Los turcos habían concentrado decenas de tiradores ante el baluarte, intentando suprimir los mortales cañones. A su vez, los cazadores austriacos respondían con ventaja gracias a los Entrerríos, pero la ensalada de tiros estaba creando problemas a los artilleros. El alférez volvió a proferir improperios cuando otra bala se estrelló contra el escudo de la pieza— ¡Jodidos pichascortadas! ¡Sánchez, mira con cuidado e intenta distinguir donde se meten!

El soldado se apartó unos metros y se alzó con cuidado. Miró unos segundos antes de agacharse, justo a tiempo de esquivar la bala que rebotó contra el borde de la muralla. El alférez se hartó y llamó al traductor.
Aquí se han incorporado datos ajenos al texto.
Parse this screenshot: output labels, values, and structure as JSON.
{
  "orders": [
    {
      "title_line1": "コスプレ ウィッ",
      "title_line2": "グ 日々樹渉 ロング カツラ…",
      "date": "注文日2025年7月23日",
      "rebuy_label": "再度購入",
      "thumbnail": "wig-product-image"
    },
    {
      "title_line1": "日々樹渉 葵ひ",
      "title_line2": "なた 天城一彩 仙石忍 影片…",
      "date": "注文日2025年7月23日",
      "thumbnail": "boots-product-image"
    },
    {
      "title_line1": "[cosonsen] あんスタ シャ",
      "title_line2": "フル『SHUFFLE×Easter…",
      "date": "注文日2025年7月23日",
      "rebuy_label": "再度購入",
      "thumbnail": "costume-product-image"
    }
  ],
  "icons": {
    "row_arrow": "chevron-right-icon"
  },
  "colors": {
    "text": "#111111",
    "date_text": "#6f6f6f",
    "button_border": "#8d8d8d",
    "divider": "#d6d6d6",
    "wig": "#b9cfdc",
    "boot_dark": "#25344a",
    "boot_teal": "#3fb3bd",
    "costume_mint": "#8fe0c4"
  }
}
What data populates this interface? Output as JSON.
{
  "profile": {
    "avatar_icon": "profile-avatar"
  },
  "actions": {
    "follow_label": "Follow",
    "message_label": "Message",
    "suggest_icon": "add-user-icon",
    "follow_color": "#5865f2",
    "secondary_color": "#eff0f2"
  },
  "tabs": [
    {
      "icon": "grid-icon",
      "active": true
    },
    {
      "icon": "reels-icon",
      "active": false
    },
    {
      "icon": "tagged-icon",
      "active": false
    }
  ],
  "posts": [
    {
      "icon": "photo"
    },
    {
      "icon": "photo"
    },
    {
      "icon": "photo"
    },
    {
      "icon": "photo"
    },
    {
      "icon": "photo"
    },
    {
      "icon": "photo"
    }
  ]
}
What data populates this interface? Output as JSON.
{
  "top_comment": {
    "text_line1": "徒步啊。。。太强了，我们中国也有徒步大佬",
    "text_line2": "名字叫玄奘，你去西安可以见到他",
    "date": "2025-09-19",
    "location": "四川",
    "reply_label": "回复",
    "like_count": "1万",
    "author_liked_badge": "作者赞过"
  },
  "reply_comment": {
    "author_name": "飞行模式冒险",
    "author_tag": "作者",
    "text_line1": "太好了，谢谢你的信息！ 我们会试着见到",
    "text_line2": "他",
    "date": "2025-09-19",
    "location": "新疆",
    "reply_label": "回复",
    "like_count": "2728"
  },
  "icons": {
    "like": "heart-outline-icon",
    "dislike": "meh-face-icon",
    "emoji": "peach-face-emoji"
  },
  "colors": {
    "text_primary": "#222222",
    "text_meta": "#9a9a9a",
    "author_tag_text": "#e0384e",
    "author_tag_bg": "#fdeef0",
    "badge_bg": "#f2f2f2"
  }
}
—¡Dile al que manda aquí que me busque algún blanco, o me marcho!

Los austriacos atisbaron, atrayendo más disparos, hasta que el traductor volvió—. Dice que cree que hay movimiento en esas ruinas.

Momentos después, dos proyectiles reventaron contra las piedras, pero no pareció que hubieran conseguido nada.

—¡Alto el fuego! Así solo gastamos pólvora en vano.

Tampoco sirvió de nada disparar contra la nueva trinchera que estaban cavando, ya que los proyectiles rasantes rebotaban por encima, y la metralla tampoco se introducía en la zanja. El alférez decidió retirar sus piezas, y dejar el duelo a los cazadores. Eso sí, luego fue al lienzo de la muralla para atisbar con cuidado y adivinar por dónde iban a entrar en el foso.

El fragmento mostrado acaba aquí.